Egypt’s new president, Mohamed Morsi, in recent weeks has not only moved to consolidate political control by forcing out the country’s military leaders and increasing the power of the presidential office; he is also beginning to come to grips with Egypt’s troubled economy. Last week, Egypt sought a $4.8 billion loan from the International Monetary Fund (IMF) —a significant increase over the $3.2 billion that it was originally pursuing. The loan has been an off-and-on possibility for Egypt for over a year; political uncertainty and domestic opposition have hindered negotiations in the past.
This loan is critical because Egypt’s foreign currency reserves are at low levels—a recurring theme in Egypt’s economic predicament over the past months. Foreign reserves have allowed Egypt to bolster its currency to avoid devaluation, a tactic that it cannot keep using indefinitely under the current situation. Last week, Egypt’s finance minister suggested that Egypt would not devalue its currency, but other sources think differently. For instance, the chief investment officer of Silk Invest, a fund invested in Egypt, told the Chicago Tribune that “Although a further (currency) depreciation is on the cards, a loan will help shore up the pound against a worse outcome.” Foreign investors, convinced that a devaluation is inevitable, have been sitting on the sidelines, depriving the country of much needed investment.
As I wrote in May, when Egypt was working on a previous iteration of the IMF deal, an IMF loan could also play an important role in bringing about further economic support from international lenders. Ahram recently reported on the discrepancy between aid pledged to Egypt and aid actually received: although some donor aid has come through, the fate of other aid seems far from certain. The UAE, for instance, pledged $3 billion in October that has yet to be seen. Remarking to the AP on the importance of the IMF meeting, Prime Minister Hesham Kandil said that it “gives a positive message to Egypt and the whole world that Egypt is stabilizing and that the economy is heading to recovery.”

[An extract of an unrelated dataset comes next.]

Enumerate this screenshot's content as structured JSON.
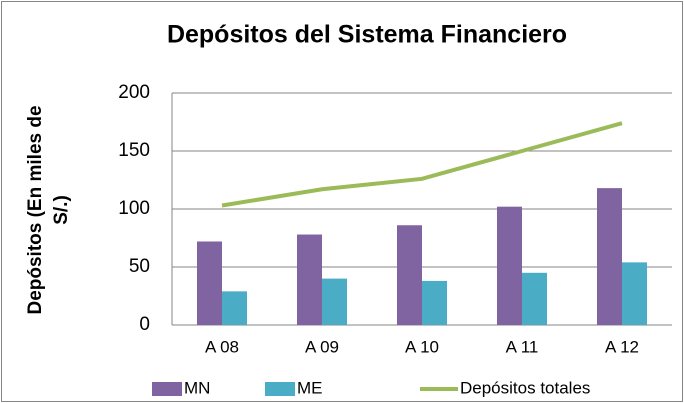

In the same vein as his government’s efforts to create greater macroeconomic stability, President Morsi has also vocally supported tourism, promoting the country as a secure and welcoming destination for visitors. In 2011, Egypt’s tourism revenues declined by 30 percent, and these revenues are slow to bounce back.
The Muslim Brotherhood knows that its future political prospects depend on its ability to deliver economically. Ironically, the Muslim Brotherhood’s best hope for Egypt’s economy is to follow a set of policies similar to the ones that Hosni Mubarak pursued. As I wrote in a February 2011 Council on Foreign Relations Expert Brief, starting in 2004, Mubarak and his economic “dream team” pursued economic liberalization policies and made it easier to do business in Egypt. These policies led to strong growth before the financial crisis with peak growth reaching 8 percent. Egypt was often discussed by international investors as among the next group of emerging market economies after the BRICs to watch. Nevertheless, corruption was rife; the gains of Mubarak’s policies were too concentrated around a small group of his cronies and did too little to improve the average Egyptian’s quality of life. Figuring out how to deliver strong growth, distribute the gains more equally, and make a dent in the country’s high poverty levels must be the Morsi government’s priority.